This content originally appeared on DEV Community and was authored by Ertugrul
In this three-part series, I’ll walk you through how I built a tiny edge AI system that runs on a Raspberry Pi Pico (RP2040) and can recognize four everyday sounds:
Baby cry
Doorbell
Smoke alarm
Other / background noise
In Part 1, we’ll cover how the dataset was collected, cleaned, and transformed into snippets ready for feature extraction and training.
Why Sound Classification on the Edge?
Imagine a baby monitor that can alert you if your child is crying, a smart home device that recognizes the doorbell even when you’re wearing headphones, or an embedded smoke alarm detector. Running directly on the Pico (with only 264 KB RAM and no OS) forces us to keep models lightweight and efficient.

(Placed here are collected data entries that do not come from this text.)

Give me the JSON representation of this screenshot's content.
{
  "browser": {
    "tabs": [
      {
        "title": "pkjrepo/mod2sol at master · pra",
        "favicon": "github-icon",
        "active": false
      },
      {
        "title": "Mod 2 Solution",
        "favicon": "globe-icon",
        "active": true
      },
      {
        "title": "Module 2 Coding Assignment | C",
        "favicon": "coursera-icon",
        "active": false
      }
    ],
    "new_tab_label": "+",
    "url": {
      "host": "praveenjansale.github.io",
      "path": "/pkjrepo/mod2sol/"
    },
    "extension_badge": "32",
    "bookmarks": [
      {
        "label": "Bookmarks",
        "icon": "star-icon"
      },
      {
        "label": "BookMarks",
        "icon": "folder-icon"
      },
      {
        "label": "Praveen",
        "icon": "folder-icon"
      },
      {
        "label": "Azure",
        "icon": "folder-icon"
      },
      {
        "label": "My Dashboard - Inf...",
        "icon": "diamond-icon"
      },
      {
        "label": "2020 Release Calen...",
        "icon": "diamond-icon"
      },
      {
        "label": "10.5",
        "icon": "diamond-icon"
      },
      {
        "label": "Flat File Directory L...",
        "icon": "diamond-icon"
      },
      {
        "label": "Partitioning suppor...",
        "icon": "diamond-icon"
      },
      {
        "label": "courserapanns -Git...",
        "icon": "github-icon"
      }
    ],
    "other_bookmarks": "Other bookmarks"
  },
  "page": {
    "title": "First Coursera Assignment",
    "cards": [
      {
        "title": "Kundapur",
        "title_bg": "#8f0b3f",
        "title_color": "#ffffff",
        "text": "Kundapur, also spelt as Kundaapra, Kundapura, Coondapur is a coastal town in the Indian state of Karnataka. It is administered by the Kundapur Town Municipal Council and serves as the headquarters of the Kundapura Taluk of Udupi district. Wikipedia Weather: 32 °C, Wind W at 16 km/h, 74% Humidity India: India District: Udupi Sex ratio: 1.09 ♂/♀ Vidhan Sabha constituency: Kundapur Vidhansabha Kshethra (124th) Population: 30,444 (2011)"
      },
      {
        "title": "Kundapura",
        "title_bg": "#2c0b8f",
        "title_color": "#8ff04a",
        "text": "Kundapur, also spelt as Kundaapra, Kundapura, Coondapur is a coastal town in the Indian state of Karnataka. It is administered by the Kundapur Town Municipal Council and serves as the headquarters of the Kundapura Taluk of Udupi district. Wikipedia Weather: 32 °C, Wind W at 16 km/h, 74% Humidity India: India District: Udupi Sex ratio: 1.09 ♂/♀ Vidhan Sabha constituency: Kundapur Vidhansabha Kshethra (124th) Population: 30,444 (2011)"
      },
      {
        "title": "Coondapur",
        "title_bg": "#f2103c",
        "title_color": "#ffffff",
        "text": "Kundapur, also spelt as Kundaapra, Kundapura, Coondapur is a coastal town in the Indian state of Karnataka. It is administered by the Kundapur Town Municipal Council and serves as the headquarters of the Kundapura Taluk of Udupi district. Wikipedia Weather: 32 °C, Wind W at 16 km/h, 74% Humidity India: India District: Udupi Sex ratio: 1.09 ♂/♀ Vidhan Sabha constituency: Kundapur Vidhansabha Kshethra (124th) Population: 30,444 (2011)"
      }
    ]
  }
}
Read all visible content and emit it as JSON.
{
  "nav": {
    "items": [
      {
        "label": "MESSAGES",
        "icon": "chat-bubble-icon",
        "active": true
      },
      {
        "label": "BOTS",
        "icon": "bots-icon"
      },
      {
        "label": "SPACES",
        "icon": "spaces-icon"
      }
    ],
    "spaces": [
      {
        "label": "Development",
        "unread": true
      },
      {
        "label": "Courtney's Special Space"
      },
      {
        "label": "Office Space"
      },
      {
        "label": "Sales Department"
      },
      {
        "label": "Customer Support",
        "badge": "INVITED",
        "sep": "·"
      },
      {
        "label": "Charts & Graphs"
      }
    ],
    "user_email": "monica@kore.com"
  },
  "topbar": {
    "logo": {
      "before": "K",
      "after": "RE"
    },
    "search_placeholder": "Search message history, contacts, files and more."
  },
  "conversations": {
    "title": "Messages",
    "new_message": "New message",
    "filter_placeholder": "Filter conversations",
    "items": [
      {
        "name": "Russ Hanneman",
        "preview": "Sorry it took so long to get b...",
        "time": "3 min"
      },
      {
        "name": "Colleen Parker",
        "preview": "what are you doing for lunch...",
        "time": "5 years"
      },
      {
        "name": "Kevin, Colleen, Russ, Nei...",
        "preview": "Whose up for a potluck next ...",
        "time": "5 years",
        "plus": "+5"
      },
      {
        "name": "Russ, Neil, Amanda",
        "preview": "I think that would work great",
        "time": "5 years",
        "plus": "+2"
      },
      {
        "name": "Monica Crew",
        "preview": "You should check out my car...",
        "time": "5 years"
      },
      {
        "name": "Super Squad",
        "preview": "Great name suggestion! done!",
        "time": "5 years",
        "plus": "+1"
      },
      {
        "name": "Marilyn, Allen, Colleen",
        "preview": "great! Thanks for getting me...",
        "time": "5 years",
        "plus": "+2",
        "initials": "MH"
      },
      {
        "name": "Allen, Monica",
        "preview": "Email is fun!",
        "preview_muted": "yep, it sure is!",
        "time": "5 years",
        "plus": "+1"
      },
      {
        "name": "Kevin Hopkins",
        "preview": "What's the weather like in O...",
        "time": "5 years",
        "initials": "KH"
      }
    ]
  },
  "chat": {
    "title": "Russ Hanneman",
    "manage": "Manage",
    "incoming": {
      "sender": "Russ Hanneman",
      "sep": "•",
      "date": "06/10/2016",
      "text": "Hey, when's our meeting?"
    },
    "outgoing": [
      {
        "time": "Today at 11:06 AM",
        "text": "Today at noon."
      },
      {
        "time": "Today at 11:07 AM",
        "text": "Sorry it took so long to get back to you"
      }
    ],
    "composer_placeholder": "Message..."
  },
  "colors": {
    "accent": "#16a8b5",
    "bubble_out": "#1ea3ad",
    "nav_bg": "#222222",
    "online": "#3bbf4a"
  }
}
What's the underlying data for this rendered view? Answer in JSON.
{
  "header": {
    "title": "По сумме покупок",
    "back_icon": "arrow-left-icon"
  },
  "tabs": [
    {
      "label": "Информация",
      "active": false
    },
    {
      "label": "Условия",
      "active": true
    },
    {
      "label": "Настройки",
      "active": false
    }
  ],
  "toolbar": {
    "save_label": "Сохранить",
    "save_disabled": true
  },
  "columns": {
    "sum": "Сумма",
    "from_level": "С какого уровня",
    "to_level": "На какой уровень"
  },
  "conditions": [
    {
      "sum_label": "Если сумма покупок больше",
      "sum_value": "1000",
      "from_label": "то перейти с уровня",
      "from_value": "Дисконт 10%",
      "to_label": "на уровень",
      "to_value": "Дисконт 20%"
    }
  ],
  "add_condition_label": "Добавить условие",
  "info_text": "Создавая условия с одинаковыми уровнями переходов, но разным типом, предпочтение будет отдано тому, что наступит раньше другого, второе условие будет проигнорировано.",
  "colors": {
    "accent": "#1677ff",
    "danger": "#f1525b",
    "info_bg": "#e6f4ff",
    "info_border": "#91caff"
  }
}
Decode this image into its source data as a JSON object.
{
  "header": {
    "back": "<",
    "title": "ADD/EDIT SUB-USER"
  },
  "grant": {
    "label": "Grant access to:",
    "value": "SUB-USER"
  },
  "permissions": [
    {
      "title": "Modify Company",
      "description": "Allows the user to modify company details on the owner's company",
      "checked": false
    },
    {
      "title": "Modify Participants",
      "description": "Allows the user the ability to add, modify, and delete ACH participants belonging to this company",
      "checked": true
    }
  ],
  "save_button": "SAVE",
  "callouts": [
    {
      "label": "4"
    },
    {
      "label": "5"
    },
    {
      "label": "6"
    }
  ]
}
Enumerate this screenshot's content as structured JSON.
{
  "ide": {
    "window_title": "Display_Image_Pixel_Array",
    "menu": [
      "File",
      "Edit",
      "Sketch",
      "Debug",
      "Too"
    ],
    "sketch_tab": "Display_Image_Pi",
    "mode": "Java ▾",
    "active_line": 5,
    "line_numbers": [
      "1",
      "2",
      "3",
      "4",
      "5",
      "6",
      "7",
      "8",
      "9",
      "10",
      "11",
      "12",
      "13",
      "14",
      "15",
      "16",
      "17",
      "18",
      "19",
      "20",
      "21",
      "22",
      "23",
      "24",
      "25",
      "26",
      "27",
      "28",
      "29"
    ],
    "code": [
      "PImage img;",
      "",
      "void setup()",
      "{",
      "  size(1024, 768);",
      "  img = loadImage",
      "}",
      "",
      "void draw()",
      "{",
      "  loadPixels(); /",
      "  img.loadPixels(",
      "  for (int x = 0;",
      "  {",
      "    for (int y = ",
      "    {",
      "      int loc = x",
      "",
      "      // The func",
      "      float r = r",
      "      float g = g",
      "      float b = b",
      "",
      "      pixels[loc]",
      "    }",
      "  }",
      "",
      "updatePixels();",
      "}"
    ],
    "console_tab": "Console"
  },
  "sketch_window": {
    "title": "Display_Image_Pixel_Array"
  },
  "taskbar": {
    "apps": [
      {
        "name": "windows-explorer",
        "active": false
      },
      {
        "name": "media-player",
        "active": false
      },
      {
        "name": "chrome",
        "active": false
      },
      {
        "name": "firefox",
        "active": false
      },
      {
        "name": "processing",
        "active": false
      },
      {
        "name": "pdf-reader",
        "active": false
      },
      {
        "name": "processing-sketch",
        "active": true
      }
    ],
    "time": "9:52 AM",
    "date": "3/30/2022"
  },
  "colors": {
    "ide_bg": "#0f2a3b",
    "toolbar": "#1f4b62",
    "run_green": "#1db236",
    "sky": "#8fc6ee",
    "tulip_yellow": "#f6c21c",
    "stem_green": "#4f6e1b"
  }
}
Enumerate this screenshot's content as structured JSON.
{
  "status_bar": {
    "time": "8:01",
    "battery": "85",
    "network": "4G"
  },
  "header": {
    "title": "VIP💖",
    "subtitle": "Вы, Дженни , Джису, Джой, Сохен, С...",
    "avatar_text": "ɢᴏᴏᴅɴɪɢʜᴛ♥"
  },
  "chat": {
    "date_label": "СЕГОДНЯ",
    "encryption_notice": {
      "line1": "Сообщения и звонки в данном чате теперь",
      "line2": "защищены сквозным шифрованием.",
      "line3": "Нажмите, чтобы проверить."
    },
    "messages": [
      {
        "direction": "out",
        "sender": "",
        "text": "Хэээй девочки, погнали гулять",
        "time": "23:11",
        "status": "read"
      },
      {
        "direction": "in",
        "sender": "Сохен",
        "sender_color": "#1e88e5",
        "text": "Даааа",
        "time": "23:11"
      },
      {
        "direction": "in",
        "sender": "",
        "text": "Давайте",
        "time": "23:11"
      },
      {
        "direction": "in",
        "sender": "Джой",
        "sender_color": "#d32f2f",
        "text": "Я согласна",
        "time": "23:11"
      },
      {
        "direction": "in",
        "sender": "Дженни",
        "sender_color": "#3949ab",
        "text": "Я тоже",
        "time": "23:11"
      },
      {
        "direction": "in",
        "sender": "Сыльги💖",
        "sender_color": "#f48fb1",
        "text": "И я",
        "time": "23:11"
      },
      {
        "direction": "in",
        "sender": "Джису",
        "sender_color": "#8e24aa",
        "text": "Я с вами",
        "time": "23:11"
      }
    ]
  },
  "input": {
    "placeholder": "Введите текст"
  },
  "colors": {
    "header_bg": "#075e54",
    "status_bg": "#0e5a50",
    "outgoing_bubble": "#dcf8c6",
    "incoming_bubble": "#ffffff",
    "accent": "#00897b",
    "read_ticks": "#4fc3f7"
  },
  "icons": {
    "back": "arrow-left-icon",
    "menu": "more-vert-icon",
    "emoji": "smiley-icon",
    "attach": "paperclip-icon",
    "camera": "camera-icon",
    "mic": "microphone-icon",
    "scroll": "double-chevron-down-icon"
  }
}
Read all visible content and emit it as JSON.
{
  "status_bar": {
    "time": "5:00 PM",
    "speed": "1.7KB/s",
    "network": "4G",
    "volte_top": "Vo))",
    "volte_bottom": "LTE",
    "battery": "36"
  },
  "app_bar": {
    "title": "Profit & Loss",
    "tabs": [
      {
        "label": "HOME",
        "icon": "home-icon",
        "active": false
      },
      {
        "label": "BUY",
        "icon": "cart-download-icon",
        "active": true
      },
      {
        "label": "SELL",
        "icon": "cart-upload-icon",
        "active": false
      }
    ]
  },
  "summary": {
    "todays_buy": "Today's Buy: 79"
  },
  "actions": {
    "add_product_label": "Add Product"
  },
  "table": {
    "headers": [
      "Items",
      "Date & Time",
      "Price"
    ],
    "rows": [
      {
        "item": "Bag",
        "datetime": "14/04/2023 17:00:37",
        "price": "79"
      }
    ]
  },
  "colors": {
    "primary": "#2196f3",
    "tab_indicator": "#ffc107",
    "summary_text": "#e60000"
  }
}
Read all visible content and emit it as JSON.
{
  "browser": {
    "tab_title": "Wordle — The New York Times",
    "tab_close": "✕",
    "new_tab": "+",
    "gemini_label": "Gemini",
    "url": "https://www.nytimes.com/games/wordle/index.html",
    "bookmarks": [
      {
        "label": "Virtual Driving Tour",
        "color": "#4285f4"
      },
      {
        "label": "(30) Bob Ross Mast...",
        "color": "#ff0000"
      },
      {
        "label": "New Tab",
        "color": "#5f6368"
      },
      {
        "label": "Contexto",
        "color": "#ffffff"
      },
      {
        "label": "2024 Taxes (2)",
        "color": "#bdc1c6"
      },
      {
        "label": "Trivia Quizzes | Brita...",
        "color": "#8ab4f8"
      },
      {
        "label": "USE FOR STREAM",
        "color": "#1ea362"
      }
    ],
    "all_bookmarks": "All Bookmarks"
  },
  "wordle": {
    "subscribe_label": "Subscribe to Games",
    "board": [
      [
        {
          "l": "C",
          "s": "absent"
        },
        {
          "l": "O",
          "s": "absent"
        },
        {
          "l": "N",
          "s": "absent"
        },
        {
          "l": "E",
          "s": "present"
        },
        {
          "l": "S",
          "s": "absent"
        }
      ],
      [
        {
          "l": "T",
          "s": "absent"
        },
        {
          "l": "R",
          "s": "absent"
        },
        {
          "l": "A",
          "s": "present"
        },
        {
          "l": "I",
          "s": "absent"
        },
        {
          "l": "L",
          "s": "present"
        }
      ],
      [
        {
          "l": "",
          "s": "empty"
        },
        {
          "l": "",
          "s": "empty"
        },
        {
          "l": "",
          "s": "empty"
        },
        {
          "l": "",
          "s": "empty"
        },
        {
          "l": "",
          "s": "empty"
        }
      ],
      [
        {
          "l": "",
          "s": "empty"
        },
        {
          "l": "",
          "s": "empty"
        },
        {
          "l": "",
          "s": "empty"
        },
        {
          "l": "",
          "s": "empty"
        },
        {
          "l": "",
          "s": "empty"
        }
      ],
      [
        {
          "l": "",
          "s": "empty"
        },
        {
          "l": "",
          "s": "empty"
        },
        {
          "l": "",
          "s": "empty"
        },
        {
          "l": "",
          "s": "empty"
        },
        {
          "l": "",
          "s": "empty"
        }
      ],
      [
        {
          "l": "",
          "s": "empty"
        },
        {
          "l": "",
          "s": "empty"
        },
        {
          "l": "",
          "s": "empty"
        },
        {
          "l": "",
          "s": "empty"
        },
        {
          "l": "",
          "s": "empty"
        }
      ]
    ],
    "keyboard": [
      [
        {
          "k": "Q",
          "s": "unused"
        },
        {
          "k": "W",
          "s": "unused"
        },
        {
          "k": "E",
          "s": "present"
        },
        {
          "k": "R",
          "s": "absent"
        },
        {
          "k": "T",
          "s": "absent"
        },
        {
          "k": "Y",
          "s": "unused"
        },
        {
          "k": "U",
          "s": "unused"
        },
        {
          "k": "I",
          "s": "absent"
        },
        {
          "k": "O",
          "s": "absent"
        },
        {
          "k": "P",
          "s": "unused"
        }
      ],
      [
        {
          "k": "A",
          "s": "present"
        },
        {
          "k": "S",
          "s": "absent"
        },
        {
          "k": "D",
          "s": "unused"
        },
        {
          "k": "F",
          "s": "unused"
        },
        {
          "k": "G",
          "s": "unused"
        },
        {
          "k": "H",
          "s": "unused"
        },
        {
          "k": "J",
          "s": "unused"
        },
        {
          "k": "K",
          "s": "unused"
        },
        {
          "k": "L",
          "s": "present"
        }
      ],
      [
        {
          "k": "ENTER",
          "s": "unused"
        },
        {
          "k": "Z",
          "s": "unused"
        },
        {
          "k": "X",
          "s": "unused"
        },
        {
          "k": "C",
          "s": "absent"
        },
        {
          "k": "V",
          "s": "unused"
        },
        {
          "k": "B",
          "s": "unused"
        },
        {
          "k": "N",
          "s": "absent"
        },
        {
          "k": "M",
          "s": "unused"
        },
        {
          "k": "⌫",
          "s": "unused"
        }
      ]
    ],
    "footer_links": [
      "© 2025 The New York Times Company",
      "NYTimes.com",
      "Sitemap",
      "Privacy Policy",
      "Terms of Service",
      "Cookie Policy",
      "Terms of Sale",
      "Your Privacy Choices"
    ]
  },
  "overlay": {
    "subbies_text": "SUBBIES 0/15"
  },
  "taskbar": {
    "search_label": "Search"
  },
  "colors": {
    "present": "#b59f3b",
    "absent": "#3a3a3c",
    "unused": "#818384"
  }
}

To make this possible, we need a clean and balanced dataset.
Data Collection
I gathered raw audio from three sources:
- YouTube recordings (e.g., baby cries, alarms)
- Freesound.org clips
- Personal recordings with a phone mic
Each class had around 5–8 minutes of audio.
Cutting into Snippets
We don’t feed the raw 5-minute audio directly. Instead, we cut it into manageable snippets:
- Baby cry: 1.5s windows
- Doorbell / smoke alarm / other: 2.0s windows
- Hop (stride): 0.25s
We also removed silence using an RMS energy threshold (e.g., -55 dB).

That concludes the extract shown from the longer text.